視界上には、俺の本当の身体に異常が発生している警告マークが表示されている。このままバイオブーストを続ければ、強制ログアウトが実行されて敗北判定が出てしまう。
コンマ一秒でも早く、陸豚王三世を撃破しなくてはならない!
中空を蛇行する蛇が鎌首をあげ、頭部が巨大化して部陸豚王三世を一飲みにすべく喰らいついた。
「ガァァァァァァァ!!」
だが、陸豚王三世は鋼鉄のメイスを手放し、両手で巨大化した蛇の顎門を抑えて飲み込まれないように抗う。
無理か——?
一進一退の状況が僅かに続き、喰らいつく蛇から力が抜けていくのを感じるのと同時に——視界を横切る一本の矢が見えた。
想定外の場所から放たれたそれはゆっくりと回転しながら飛翔し、真っ直ぐに陸豚王三世の喉元を捉え、減衰し切った最小ダメージ——1を与えて僅かに突き刺さった。

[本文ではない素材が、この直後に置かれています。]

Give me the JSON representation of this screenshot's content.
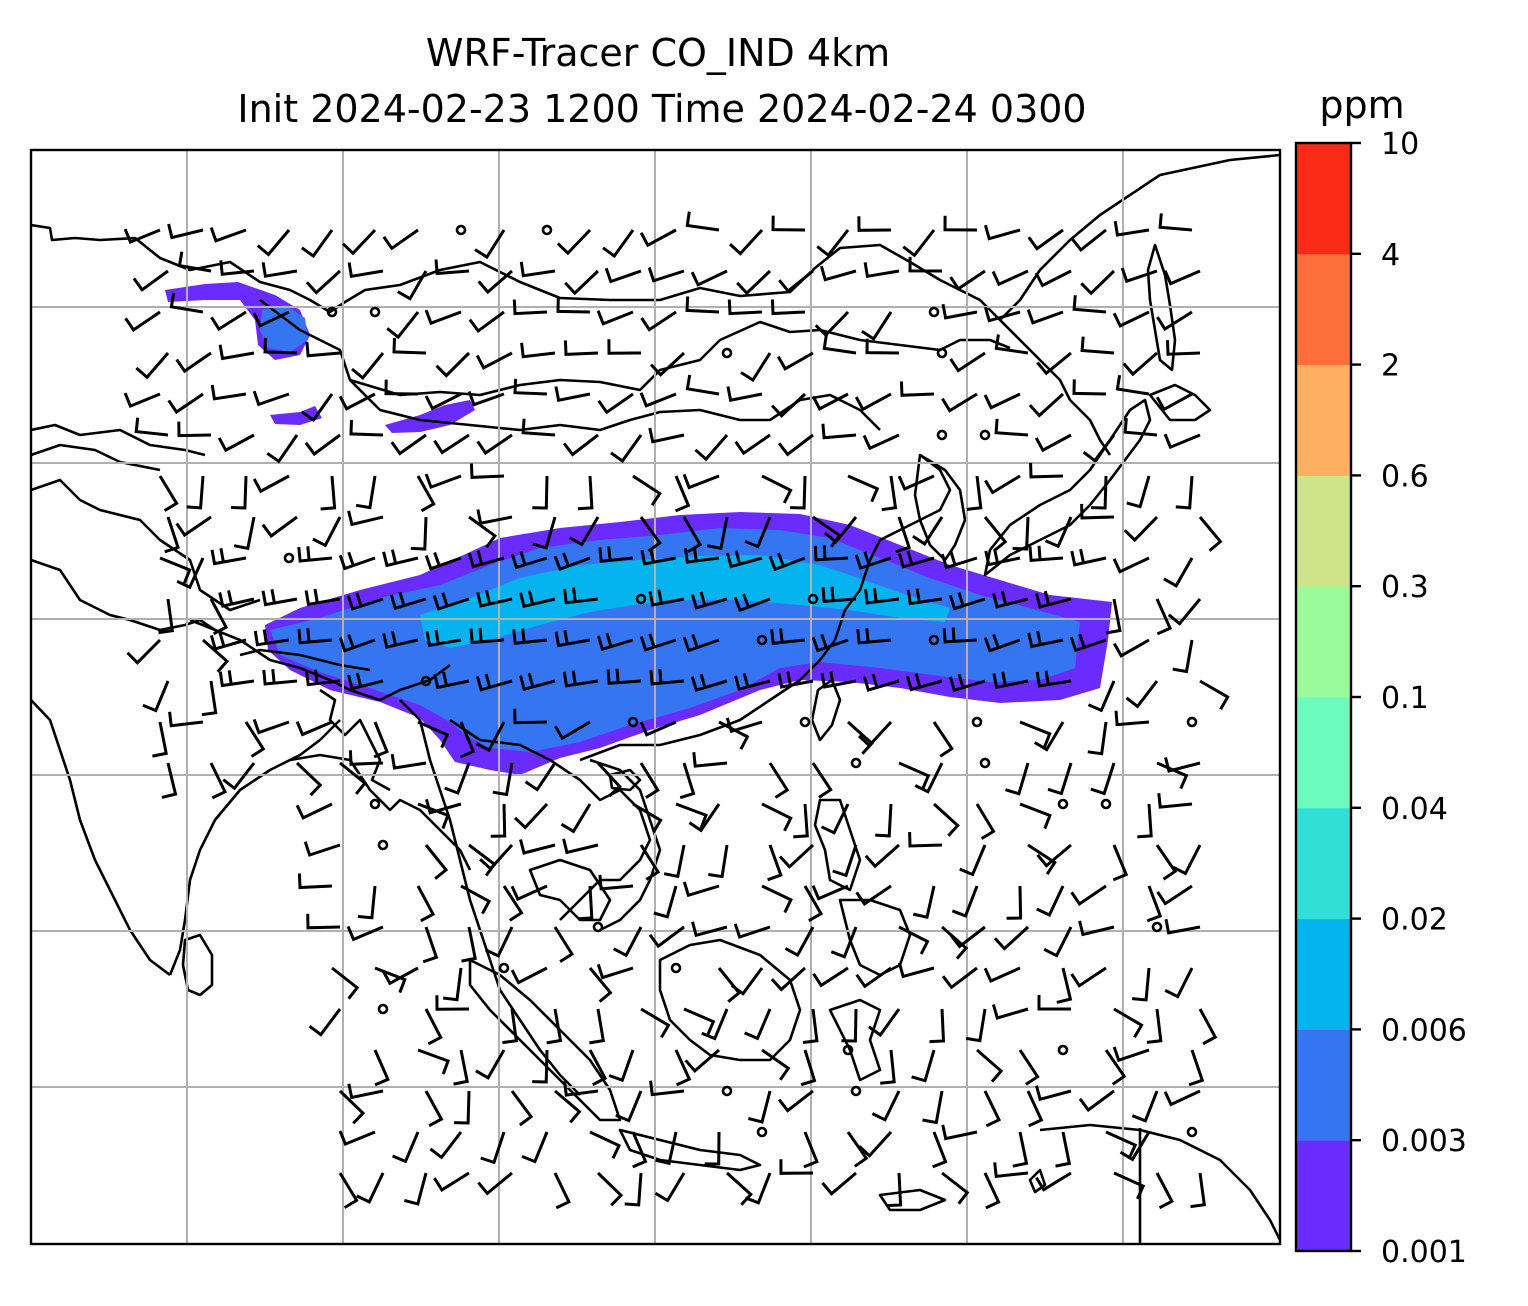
{
  "title": {
    "line1": "WRF-Tracer CO_IND 4km",
    "line2": "Init 2024-02-23 1200 Time 2024-02-24 0300"
  },
  "colorbar": {
    "unit": "ppm",
    "ticks": [
      "0.001",
      "0.003",
      "0.006",
      "0.02",
      "0.04",
      "0.1",
      "0.3",
      "0.6",
      "2",
      "4",
      "10"
    ],
    "colors": [
      "#6a2bff",
      "#3675f2",
      "#05b4ee",
      "#32dfd6",
      "#6bfbbd",
      "#9bfa9b",
      "#cfe389",
      "#fdb061",
      "#fc6f3b",
      "#fb2a16"
    ]
  },
  "chart_data": {
    "type": "heatmap",
    "variable": "CO_IND tracer",
    "units": "ppm",
    "levels": [
      0.001,
      0.003,
      0.006,
      0.02,
      0.04,
      0.1,
      0.3,
      0.6,
      2,
      4,
      10
    ],
    "plume_values": [
      {
        "band": "outer",
        "min": 0.001,
        "max": 0.003
      },
      {
        "band": "middle",
        "min": 0.003,
        "max": 0.006
      },
      {
        "band": "core",
        "min": 0.006,
        "max": 0.02
      }
    ],
    "overlays": [
      "coastlines",
      "country borders",
      "wind barbs"
    ],
    "grid": true
  }
}
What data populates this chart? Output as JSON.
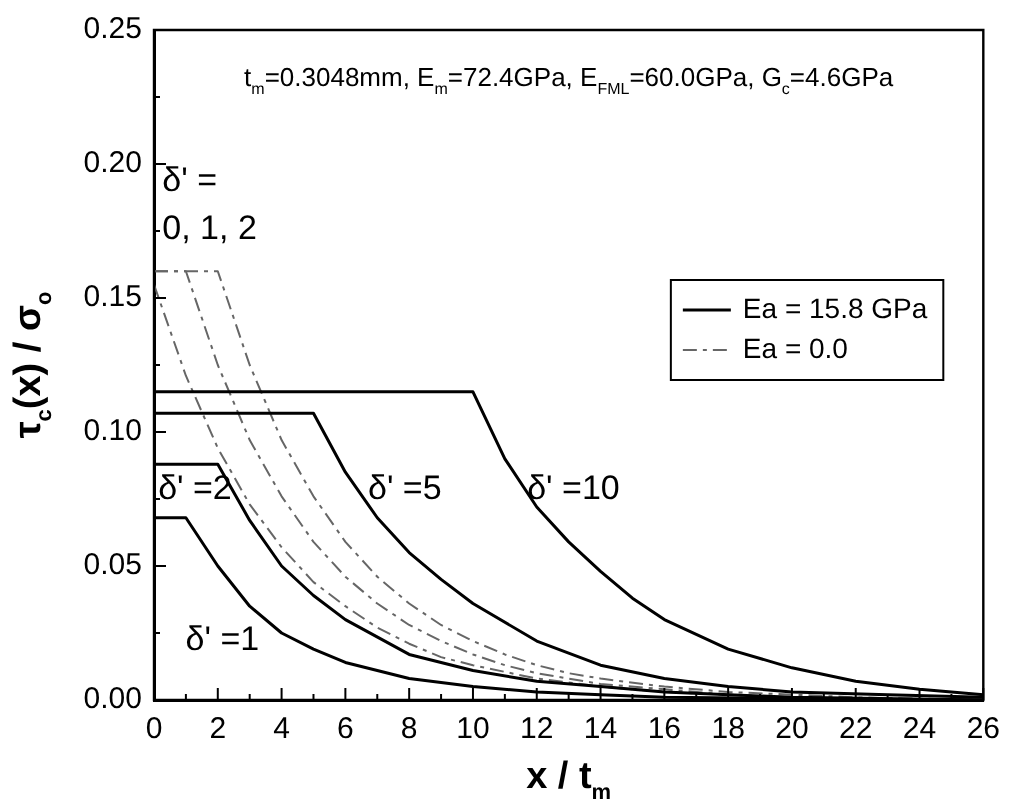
{
  "chart_data": {
    "type": "line",
    "xlabel": "x / t$_{m}$",
    "ylabel": "τ$_{c}$(x) / σ$_{o}$",
    "xlim": [
      0,
      26
    ],
    "ylim": [
      0,
      0.25
    ],
    "xticks": [
      0,
      {
        "value": 1,
        "label": null
      },
      2,
      {
        "value": 3,
        "label": null
      },
      4,
      {
        "value": 5,
        "label": null
      },
      6,
      {
        "value": 7,
        "label": null
      },
      8,
      {
        "value": 9,
        "label": null
      },
      10,
      {
        "value": 11,
        "label": null
      },
      12,
      {
        "value": 13,
        "label": null
      },
      14,
      {
        "value": 15,
        "label": null
      },
      16,
      {
        "value": 17,
        "label": null
      },
      18,
      {
        "value": 19,
        "label": null
      },
      20,
      {
        "value": 21,
        "label": null
      },
      22,
      {
        "value": 23,
        "label": null
      },
      24,
      {
        "value": 25,
        "label": null
      },
      26
    ],
    "yticks": [
      {
        "value": 0,
        "label": "0.00"
      },
      {
        "value": 0.025,
        "label": null
      },
      0.05,
      {
        "value": 0.075,
        "label": null
      },
      {
        "value": 0.1,
        "label": "0.10"
      },
      {
        "value": 0.125,
        "label": null
      },
      0.15,
      {
        "value": 0.175,
        "label": null
      },
      {
        "value": 0.2,
        "label": "0.20"
      },
      {
        "value": 0.225,
        "label": null
      },
      0.25
    ],
    "grid": false,
    "legend": "top right",
    "marker": "none",
    "series": [
      {
        "name": "Ea = 15.8 GPa",
        "color": "#000000",
        "line_style": "solid",
        "x": [
          0,
          1,
          2,
          3,
          4,
          5,
          6,
          8,
          10,
          12,
          14,
          16,
          20,
          26
        ],
        "values": [
          0.068,
          0.068,
          0.05,
          0.035,
          0.025,
          0.019,
          0.014,
          0.008,
          0.005,
          0.003,
          0.002,
          0.001,
          0.0005,
          0
        ]
      },
      {
        "color": "#000000",
        "line_style": "solid",
        "x": [
          0,
          2,
          3,
          4,
          5,
          6,
          8,
          10,
          12,
          14,
          16,
          20,
          26
        ],
        "values": [
          0.088,
          0.088,
          0.067,
          0.05,
          0.039,
          0.03,
          0.017,
          0.011,
          0.007,
          0.005,
          0.003,
          0.001,
          0
        ]
      },
      {
        "color": "#000000",
        "line_style": "solid",
        "x": [
          0,
          5,
          6,
          7,
          8,
          9,
          10,
          12,
          14,
          16,
          18,
          20,
          23,
          26
        ],
        "values": [
          0.107,
          0.107,
          0.085,
          0.068,
          0.055,
          0.045,
          0.036,
          0.022,
          0.013,
          0.008,
          0.005,
          0.003,
          0.002,
          0.001
        ]
      },
      {
        "color": "#000000",
        "line_style": "solid",
        "x": [
          0,
          10,
          11,
          12,
          13,
          14,
          15,
          16,
          18,
          20,
          22,
          24,
          26
        ],
        "values": [
          0.115,
          0.115,
          0.09,
          0.072,
          0.059,
          0.048,
          0.038,
          0.03,
          0.019,
          0.012,
          0.007,
          0.004,
          0.002
        ]
      },
      {
        "name": "Ea = 0.0",
        "color": "#666666",
        "line_style": "dashed",
        "x": [
          0,
          1,
          2,
          3,
          4,
          5,
          6,
          7,
          8,
          9,
          10,
          12,
          14,
          16,
          18,
          20,
          26
        ],
        "values": [
          0.155,
          0.121,
          0.094,
          0.073,
          0.057,
          0.044,
          0.035,
          0.027,
          0.021,
          0.016,
          0.013,
          0.008,
          0.005,
          0.003,
          0.002,
          0.001,
          0
        ]
      },
      {
        "color": "#666666",
        "line_style": "dashed",
        "x": [
          0,
          1,
          2,
          3,
          4,
          5,
          6,
          7,
          8,
          9,
          10,
          11,
          12,
          14,
          16,
          18,
          20,
          26
        ],
        "values": [
          0.16,
          0.16,
          0.125,
          0.097,
          0.076,
          0.059,
          0.046,
          0.036,
          0.028,
          0.022,
          0.017,
          0.013,
          0.01,
          0.006,
          0.004,
          0.002,
          0.001,
          0
        ]
      },
      {
        "color": "#666666",
        "line_style": "dashed",
        "x": [
          0,
          2,
          3,
          4,
          5,
          6,
          7,
          8,
          9,
          10,
          11,
          12,
          13,
          14,
          16,
          18,
          20,
          22,
          26
        ],
        "values": [
          0.16,
          0.16,
          0.125,
          0.097,
          0.076,
          0.059,
          0.046,
          0.036,
          0.028,
          0.022,
          0.017,
          0.013,
          0.01,
          0.008,
          0.005,
          0.003,
          0.002,
          0.001,
          0
        ]
      }
    ],
    "annotations": [
      "t$_{m}$=0.3048mm, E$_{m}$=72.4GPa, E$_{FML}$=60.0GPa, G$_{c}$=4.6GPa",
      "δ' =\n0, 1, 2",
      "δ' =2",
      "δ' =1",
      "δ' =5",
      "δ' =10"
    ]
  }
}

その瞬間、陸豚王三世の表情が狂気から悲哀へと変わった気がした——が、蛇の顎門に飲み込まれて本当に変わったのかは判らない。
陸豚王三世を飲み込んだ蛇はやっと捕食できたことを歓喜するかのように蛇行し、その体をどこまでも伸ばして闘技場の天井高く舞い上がった。
そして、ゆっくりと蛇の体を通して大きな膨らみが降りてきて、カラミティージャッジメントを通して俺の体に吸収された。